While Borat earned “high-fives almost all-around for being offensive in the funniest possible way”, The Interview prompted this letter from Santa and his elves:
”We will clearly show it to you at the very time and places The Interview be shown, including the premiere, how bitter fate those who seek fun in terror should be doomed to. Soon all the world will see what an awful movie Sony Pictures Entertainment has made. The world will be full of fear. Remember the 11th of September 2001. We recommend you to keep yourself distant from the places at that time. (If your house is nearby, you’d better leave.)”
This warm and fuzzy message was sent by the Guardians of Peace (are they related to Hell’s Angels?) – the hacker group that claimed responsibility for attack on Sony. The 9/11 reference was especially… classy.
2. “The Interview” was way more entertaining than I thought it would be.
I expected something much more grim and serious – perhaps, “Shoah” meets “Food, Inc”. [This last sentence serves two purposes: 1) tells you about the extent of my familiarity with Seth Rogen, and 2) insults half of my friends, both Jewish and vegetarian.]
Yet, it was the very nonchalant poking nature of the movie that made it so offensive.
Eminem’s cameo appearance was a gem.
Kudos to Eminem. As someone once said: “If you can’t laugh at yourself, then what the fuck is the point of living?”.
3. I am now contemplating a trip to North Korea.
My morbidly curious travel-loving nature (which is probably going to get me killed one day) is now wondering how difficult it would be to travel to North Korea. You know… to see the fake grapefruit for myself. [Some interesting insights from a tourist to North Korea here.]
I wonder if they have Spartan Races down there. Joe did mention at some point that he likes discipline. And mandatory curfew.
4. They hate us ‘coz they ain’t us!
Yeah. You are welcome. If that’s not a great confidence booster, I don’t know what is.
5. I am probably not going to get killed for this blog post.
Someone asked if I were worried about the North Korean hackers, openly talking about having watched The Interview like that. I figured that while Rogen and Franco were still alive, I’m probably ok. And if those two get assassinated, it would probably make the news.

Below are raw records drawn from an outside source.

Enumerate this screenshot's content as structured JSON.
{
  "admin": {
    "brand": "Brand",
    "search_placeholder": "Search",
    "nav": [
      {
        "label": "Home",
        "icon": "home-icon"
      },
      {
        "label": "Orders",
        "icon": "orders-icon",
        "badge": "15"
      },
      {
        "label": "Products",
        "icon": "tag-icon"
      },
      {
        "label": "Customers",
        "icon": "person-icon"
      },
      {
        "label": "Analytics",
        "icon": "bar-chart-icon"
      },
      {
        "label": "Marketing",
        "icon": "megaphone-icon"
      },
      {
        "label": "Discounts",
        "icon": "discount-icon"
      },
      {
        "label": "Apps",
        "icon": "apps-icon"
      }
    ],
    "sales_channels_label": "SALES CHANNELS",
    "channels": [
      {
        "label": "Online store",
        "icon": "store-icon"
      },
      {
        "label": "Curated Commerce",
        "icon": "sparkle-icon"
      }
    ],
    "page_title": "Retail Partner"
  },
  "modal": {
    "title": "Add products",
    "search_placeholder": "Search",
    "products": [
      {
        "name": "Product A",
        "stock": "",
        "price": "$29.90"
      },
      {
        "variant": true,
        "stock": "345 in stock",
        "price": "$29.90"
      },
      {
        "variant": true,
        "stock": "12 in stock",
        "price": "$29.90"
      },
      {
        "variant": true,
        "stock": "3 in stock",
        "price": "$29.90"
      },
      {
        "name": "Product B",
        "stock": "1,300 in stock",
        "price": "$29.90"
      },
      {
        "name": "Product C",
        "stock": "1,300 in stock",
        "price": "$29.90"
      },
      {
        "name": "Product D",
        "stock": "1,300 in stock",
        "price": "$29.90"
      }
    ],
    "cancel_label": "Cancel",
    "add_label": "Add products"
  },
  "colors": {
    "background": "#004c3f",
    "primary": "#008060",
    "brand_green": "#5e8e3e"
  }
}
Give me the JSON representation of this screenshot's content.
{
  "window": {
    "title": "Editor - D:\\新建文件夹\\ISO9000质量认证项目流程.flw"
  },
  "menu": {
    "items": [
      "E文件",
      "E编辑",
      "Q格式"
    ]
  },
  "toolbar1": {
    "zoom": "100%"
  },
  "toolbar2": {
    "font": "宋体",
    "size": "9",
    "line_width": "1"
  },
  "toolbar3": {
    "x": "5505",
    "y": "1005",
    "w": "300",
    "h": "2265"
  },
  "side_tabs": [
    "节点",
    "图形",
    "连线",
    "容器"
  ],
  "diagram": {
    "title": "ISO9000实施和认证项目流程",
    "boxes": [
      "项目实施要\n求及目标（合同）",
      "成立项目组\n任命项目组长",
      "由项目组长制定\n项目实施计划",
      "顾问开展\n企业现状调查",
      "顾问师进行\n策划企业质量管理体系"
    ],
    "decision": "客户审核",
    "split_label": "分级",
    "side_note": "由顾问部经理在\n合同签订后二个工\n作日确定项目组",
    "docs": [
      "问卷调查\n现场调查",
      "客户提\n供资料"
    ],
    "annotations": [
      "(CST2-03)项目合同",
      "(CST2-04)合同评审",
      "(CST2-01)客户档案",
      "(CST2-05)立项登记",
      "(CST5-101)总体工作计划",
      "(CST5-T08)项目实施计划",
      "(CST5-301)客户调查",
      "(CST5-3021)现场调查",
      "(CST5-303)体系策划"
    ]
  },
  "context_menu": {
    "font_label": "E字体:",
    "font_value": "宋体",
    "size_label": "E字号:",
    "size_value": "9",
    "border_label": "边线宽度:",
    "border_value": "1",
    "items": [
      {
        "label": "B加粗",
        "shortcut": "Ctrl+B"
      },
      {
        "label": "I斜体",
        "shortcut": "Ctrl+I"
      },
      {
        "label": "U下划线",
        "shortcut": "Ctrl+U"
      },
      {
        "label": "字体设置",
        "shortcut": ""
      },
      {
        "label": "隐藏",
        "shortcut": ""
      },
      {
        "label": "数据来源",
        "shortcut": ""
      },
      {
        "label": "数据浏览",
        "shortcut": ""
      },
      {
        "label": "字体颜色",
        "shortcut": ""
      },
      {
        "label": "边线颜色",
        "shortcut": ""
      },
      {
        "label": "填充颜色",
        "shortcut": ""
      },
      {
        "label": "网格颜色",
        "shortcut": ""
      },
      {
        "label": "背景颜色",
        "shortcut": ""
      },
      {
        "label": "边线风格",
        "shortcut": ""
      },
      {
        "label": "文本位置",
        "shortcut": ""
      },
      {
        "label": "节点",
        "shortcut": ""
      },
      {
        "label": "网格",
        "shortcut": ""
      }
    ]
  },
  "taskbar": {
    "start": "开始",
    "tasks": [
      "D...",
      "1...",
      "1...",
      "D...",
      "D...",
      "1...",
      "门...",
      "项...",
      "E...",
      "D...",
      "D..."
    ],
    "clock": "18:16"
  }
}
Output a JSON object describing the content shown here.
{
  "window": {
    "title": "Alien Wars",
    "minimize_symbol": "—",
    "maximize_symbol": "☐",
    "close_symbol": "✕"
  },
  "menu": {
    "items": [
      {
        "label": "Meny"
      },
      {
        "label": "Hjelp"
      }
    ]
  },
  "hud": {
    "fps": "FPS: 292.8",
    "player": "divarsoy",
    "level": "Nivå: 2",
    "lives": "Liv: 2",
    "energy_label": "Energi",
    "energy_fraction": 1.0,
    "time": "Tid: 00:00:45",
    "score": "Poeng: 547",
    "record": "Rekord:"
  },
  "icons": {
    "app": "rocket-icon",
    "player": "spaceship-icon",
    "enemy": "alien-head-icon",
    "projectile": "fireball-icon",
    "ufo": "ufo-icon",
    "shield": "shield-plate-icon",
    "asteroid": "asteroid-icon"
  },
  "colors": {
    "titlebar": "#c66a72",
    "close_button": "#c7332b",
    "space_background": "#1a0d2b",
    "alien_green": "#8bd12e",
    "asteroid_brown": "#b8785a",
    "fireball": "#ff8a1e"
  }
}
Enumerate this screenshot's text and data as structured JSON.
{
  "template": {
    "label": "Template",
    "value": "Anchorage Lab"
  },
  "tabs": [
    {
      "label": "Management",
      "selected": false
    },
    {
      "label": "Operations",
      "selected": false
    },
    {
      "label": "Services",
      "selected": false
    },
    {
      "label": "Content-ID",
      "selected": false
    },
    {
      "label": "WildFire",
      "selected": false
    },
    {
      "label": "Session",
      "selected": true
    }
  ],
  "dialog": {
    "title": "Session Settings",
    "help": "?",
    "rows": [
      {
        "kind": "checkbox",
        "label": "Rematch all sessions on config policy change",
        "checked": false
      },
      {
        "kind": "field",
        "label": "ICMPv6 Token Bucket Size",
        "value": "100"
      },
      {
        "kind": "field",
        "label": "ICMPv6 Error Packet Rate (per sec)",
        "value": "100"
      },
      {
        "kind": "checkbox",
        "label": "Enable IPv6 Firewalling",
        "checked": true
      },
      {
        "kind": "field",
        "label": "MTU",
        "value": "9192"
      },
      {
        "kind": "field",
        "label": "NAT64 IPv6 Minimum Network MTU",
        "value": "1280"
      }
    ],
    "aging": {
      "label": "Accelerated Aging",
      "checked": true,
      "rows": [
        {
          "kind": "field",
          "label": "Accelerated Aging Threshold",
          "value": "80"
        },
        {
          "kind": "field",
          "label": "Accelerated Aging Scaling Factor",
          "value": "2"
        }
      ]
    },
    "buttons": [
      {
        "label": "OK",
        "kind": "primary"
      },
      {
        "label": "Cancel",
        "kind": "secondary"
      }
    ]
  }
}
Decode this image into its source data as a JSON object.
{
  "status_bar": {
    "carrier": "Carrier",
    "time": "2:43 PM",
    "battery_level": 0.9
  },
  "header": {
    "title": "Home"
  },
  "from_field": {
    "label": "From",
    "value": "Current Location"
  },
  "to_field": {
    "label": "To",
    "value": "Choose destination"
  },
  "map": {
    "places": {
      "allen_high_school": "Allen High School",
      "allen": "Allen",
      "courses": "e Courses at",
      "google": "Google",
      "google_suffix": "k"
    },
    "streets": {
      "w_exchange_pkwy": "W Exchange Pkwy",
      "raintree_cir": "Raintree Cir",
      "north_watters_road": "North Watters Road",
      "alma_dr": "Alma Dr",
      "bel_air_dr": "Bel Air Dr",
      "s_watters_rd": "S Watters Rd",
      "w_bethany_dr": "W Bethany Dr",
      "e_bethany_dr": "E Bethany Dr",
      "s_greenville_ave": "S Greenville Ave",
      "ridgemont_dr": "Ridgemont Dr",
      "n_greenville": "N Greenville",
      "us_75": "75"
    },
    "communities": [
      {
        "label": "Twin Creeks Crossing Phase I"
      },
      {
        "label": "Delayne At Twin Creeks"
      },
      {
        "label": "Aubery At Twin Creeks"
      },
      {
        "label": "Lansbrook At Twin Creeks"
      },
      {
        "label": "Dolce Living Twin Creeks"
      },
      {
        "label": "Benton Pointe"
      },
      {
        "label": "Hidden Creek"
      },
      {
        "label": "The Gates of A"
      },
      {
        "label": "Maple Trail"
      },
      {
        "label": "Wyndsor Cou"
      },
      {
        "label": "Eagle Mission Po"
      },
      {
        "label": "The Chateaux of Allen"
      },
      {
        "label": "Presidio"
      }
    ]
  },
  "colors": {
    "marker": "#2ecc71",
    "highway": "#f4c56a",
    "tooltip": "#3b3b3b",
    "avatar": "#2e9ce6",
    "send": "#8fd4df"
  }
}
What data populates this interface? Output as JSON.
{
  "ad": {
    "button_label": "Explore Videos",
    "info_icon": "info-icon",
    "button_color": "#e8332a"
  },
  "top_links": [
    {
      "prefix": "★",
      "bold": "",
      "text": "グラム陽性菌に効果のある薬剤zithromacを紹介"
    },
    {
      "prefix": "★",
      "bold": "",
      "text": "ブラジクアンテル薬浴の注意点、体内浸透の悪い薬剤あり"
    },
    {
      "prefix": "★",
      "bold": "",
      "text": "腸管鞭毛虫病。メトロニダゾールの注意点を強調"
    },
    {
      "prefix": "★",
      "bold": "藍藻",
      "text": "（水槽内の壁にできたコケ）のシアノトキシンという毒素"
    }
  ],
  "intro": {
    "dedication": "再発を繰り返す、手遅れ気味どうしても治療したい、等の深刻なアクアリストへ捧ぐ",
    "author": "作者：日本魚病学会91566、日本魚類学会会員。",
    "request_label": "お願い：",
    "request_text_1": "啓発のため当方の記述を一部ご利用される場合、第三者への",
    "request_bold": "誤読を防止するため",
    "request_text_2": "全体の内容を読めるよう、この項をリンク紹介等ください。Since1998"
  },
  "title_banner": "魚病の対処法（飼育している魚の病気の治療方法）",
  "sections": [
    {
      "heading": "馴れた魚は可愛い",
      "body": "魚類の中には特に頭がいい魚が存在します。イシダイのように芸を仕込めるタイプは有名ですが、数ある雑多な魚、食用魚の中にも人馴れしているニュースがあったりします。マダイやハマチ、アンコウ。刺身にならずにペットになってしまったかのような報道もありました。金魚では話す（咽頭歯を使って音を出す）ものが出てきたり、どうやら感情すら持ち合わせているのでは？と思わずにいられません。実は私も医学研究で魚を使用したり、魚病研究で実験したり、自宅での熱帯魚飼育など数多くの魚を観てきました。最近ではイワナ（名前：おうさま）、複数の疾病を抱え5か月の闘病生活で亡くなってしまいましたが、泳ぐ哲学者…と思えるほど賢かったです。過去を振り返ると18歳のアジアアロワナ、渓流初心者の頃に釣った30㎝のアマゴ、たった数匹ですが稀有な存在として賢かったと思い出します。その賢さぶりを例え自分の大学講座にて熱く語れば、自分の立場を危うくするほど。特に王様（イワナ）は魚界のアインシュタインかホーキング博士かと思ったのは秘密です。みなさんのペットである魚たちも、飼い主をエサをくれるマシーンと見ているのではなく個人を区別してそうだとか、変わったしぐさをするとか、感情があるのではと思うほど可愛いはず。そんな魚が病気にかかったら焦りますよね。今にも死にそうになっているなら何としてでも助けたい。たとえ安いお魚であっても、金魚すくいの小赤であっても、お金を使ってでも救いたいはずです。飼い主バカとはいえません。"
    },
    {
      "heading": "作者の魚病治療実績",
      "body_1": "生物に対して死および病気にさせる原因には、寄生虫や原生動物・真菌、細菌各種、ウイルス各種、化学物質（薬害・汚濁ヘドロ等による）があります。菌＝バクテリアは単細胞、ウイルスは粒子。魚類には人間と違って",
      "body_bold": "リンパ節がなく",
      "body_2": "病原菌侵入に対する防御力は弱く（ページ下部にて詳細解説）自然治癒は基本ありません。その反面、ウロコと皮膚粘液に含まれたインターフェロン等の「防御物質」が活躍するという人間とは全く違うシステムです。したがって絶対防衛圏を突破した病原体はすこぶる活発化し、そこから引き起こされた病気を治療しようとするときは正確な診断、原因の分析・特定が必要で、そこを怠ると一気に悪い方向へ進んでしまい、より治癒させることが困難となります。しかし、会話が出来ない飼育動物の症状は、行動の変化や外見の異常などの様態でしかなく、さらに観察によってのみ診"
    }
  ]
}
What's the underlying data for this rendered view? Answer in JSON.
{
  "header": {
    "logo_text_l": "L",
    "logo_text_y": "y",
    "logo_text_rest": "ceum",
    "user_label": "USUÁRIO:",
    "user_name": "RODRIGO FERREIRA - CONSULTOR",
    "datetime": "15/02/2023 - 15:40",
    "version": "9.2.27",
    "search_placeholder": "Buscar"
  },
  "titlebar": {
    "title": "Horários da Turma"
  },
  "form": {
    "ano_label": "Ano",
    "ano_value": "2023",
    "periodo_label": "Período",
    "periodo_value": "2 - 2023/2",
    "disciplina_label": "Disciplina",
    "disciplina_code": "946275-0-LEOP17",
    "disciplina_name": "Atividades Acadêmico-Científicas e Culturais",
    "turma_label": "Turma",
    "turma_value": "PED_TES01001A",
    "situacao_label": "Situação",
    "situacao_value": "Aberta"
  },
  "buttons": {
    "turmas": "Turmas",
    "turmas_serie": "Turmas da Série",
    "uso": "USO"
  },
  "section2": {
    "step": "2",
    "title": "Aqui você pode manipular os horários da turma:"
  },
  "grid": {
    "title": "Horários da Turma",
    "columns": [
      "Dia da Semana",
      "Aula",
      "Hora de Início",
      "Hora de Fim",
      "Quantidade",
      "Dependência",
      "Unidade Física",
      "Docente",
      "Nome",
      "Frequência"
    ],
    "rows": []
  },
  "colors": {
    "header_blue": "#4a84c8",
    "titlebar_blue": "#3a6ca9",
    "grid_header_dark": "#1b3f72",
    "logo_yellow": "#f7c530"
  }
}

Not to mention that The Interview has now been released on iTunes, Google Play, YouTube Movies, and all the internets.
I’d actually be more worried as to what would happen to someone living in North Korea watching this movie. We are talking about a country where internet access is limited to a handful of scientists and highest ranking government officials.
Fun fact: Fighters for a Free North Korea plan to distribute DVD copies of The Interview via balloon drops.
6. I do not know what I’m talking about.
Political satire is not my preferred mode of entertainment. If I even for second fooled you into believing that I have even the slightest understanding of the political situation in North Korea, that’s brownie points for me. As Dave Skylark points out, “This is 2014, women are smart now”.
I am still very much a blogger who dishes out advice on how to do Tough Mudder without training, does Zumba once in a while, and makes fun of Weight Watchers. So, this is just me, little old me, barking in virtual space (my own virtual space, mind you).
Yet, those of you who were dumping buckets of ice over your heads as recently as this summer, will remember the argument of so-called awareness. The film did encourage me to seek out more information. Mission accomplished?
I can’t leave you with any other song, but this:
YOUR TURN: What did you think of “The Interview”? Ok, ok. You do not want to admit you have already seen it. IF you did watch “The Interview”, and I’m not saying that you did… what would you have thought about it? Is it funny? Stupid? Both? Neither?
And… how do you feel about Margaritas?